Romero is the obvious precedent; his ardent, deeply felt worries about consumerism, how we treat each other, and the overall direction of America both drove and plagued the late director’s filmography, but throughout those anxieties seems to come from a place of real concern. In Jarmusch’s riff here, the joke seems to be that we’re all dead or gone anyway, in essence — to my mind a poor man’s existentialism, devoid of empathy. To paraphrase the film’s suggestions (and the title song’s lyrics), “looking at our phones all the time/  we’re basically already dead” — so what’s the use in worrying about how things end?

Though ironic detachment has long been a hallmark of Jarmusch’s style (his projects often appear easily, even lazily made — regardless of production realities), he’s also traditionally found strength in distance.
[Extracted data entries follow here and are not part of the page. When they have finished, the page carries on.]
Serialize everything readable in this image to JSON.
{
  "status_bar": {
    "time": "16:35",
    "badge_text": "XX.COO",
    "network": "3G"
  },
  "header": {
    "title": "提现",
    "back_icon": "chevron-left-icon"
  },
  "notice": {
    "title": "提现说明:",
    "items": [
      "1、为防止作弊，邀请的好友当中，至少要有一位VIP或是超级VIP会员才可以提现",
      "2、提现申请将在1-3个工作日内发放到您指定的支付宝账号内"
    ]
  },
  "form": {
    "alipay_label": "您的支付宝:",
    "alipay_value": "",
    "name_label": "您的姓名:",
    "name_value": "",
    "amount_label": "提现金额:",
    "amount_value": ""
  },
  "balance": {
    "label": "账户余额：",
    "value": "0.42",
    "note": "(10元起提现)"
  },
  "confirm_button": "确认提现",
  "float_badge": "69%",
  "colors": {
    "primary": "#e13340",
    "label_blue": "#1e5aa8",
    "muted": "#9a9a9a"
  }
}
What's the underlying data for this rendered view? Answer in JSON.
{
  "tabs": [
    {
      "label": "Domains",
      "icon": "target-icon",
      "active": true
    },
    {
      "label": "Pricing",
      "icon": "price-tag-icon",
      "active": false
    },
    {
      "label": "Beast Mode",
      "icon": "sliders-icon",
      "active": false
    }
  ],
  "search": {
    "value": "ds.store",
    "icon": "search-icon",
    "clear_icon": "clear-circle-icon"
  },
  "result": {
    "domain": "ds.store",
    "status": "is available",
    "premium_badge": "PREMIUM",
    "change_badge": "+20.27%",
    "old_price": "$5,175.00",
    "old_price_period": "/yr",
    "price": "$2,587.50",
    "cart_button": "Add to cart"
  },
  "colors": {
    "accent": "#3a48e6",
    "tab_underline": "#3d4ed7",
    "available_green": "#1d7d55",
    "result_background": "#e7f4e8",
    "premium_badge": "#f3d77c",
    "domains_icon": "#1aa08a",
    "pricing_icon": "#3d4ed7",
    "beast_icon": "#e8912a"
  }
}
Letting characters in works from Stranger than Paradise to Dead Man and 2017’s Paterson speak via word and action for themselves, his air of emotional remove but still-evident artistic engagement (at least in terms of framing, shot duration, or shooting style) often casts a rich ambiguity on his story’s consequences — for the primary characters as well as whoever surrounds them. Throughout his work he’s unafraid to watch a character hang themselves through their mistakes.

In The Dead Don’t Die, though, this detached air and its resultant weightlessness feels more a symptom of a gilded lifestyle and old age (for him the sources of modern-day panic are light matters he can just read or not about) than a means to any narrative or thematic end. I’ll be the last to say The Dead Don’t is without charm or humor, but with its procession of cameos, its undercooked and weirdly crotchety satire, and its disinterest in its own borrowed narrative arc, it’s hard to find an animating reason for much of what’s on display here.

If Jarmusch can’t be bothered to care — or even to proffer any interesting observations — then why should we bother investing in this ourselves? If the movie’s lack of point is an in-joke (and it seems likely), its plot a knowing reanimation of its predecessors without real purpose beyond tepid enjoyment or an interest in their style, then it’s a very poor one, and not so modest an exercise as it might sound. You’d know in watching just as clearly as you might on a date — there’s no mistaking the air here for a humble one.